Wife's '01 Camaro has been acting up lately. Very hard to start in the morning. I've had to put the charger on it every night. The battery and alternator are fine, according to the Advance Auto store guy.
I have a vague recollection of a method to track down electrical draws with a multi-tester, by pulling a fuse for each circuit and watching for the meter to change. However, I can't remember the exact procedure.
Any input?
First, be sure everything that can be turned off is. Then put an ammeter in the circuit between the battery ground post and the ground cable. Now go have a cup of coffee, because modern cars will often take up to an hour for all the modules to go to sleep. Following nappy time, you should have less than 40 milliamps of current. If more than that, start pulling fuses one at a time, and watch the draw on the ammeter. When it drops below 40 ma, find a wiring diagram and figure out what all that fuse powers up, and start disconnecting those components one at a time.
Remember to set yourself up so you can access the fuse panels. If you need to have a door open, trip the door switch to shut off the interior light. Don't turn the key on, or you have to go through the nappytime deal again. As a matter of fact, when you pull the fuse that supplies the keep alive memory for the various modules, you may have to make it go nappy again when that fuse goes back in.
Have fun.

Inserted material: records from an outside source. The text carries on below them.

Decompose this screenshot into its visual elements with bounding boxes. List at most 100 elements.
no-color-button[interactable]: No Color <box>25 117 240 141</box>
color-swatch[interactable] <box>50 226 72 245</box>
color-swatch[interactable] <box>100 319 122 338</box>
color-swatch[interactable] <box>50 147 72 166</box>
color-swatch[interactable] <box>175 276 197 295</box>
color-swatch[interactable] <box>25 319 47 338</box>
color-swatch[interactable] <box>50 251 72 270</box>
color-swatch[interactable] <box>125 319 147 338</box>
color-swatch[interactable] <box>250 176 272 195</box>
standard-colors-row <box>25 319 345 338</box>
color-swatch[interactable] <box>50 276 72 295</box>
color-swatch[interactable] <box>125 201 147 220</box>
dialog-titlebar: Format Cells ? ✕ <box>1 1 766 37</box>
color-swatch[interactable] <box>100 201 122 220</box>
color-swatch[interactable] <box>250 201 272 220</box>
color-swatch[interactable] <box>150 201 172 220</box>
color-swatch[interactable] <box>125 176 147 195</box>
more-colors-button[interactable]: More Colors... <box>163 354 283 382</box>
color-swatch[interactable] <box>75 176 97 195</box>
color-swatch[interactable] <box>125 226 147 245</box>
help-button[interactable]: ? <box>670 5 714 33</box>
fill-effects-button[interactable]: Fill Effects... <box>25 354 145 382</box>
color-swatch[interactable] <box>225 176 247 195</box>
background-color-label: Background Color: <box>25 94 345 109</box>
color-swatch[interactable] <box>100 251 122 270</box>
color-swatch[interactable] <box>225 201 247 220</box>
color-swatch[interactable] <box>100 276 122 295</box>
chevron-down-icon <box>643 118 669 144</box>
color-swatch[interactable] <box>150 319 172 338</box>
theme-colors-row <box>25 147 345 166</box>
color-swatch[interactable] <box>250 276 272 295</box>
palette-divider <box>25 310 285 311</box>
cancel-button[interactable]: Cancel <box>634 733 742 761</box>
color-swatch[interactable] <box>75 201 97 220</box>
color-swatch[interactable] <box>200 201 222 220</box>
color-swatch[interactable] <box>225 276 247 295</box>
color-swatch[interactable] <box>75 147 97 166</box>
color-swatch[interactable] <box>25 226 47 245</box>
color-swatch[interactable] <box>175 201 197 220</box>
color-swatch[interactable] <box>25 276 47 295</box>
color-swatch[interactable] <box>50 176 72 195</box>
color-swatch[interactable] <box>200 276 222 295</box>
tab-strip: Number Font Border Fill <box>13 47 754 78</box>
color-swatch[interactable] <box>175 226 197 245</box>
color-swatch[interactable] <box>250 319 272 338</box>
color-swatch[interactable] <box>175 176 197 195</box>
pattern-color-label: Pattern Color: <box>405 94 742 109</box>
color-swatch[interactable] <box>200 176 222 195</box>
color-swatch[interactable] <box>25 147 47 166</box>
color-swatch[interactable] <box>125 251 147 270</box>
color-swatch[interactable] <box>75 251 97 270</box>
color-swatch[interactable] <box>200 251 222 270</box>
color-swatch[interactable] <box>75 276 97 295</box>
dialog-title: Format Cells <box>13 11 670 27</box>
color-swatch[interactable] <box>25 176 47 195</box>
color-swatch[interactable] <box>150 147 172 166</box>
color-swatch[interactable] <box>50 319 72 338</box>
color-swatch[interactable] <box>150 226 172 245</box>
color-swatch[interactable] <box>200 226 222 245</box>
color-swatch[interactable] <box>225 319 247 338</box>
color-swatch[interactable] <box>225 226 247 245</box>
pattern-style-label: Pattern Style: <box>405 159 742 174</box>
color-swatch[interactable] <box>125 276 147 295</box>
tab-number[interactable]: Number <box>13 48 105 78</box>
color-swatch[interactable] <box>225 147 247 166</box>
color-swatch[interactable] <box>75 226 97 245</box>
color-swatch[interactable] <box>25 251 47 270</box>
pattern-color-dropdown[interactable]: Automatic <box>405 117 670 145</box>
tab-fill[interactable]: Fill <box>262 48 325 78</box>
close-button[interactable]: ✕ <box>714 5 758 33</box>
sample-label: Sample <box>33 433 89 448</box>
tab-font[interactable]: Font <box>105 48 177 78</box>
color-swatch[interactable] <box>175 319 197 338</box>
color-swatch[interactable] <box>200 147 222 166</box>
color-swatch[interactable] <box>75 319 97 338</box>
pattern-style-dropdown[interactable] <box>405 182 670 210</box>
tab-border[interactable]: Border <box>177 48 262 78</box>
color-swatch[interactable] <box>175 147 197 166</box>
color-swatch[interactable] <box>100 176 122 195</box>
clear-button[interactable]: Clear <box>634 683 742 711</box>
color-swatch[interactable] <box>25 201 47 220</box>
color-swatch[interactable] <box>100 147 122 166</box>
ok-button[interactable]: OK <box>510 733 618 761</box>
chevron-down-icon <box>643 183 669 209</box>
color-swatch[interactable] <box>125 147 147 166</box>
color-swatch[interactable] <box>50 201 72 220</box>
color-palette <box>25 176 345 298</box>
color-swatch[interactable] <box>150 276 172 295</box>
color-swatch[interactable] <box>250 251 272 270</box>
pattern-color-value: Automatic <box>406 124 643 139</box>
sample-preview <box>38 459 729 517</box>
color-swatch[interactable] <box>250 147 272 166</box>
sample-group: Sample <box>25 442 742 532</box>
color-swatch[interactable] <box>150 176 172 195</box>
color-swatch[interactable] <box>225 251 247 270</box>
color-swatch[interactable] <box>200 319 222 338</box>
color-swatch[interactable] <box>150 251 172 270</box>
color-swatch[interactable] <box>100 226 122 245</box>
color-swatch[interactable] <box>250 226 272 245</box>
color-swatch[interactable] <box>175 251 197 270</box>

If it turns out to be a body control module that is powering things, find yourself the very best GM electrical guy, and his Tech2, in the world, and pay him what he asks. It will be worth it, as there is no backyard way to reflash those modules.
Thanks, I'll give it a try.
mcp001
New Reader
2/4/10 9:40 a.m.
How old is the battery?
I have recently had a battery take a charge and test "good" at Autozone. Took it home and put it in the car and the car started fine. Next morning, not enough juice to turn over. Checked the purchase date on the battery and my 60 month battery had gone 72 months. Put in a new battery and that fixed it.
Easy way to tell if it is the battery or a draw. Disconnect the negative terminal on the battery. Let it sit overnite, reconnect the neg. cable, see what happens.
mcp001 wrote:
How old is the battery?
A little more than a year old. I pulled it out of my old, beater truck that would start on sub-zero mornings, after sitting, unused, for a week. The battery from her car went back into the truck, and also would start it on very cold (no sub-zero days this season, yet) mornings after sitting ununsed for a week.
iceracer wrote:
Easy way to tell if it is the battery or a draw. Disconnect the negative terminal on the battery. Let it sit overnite, reconnect the neg. cable, see what happens.
I'll give that a try. The ammeter we have at work is... fussy. Sometimes it works, sometimes it doesn't.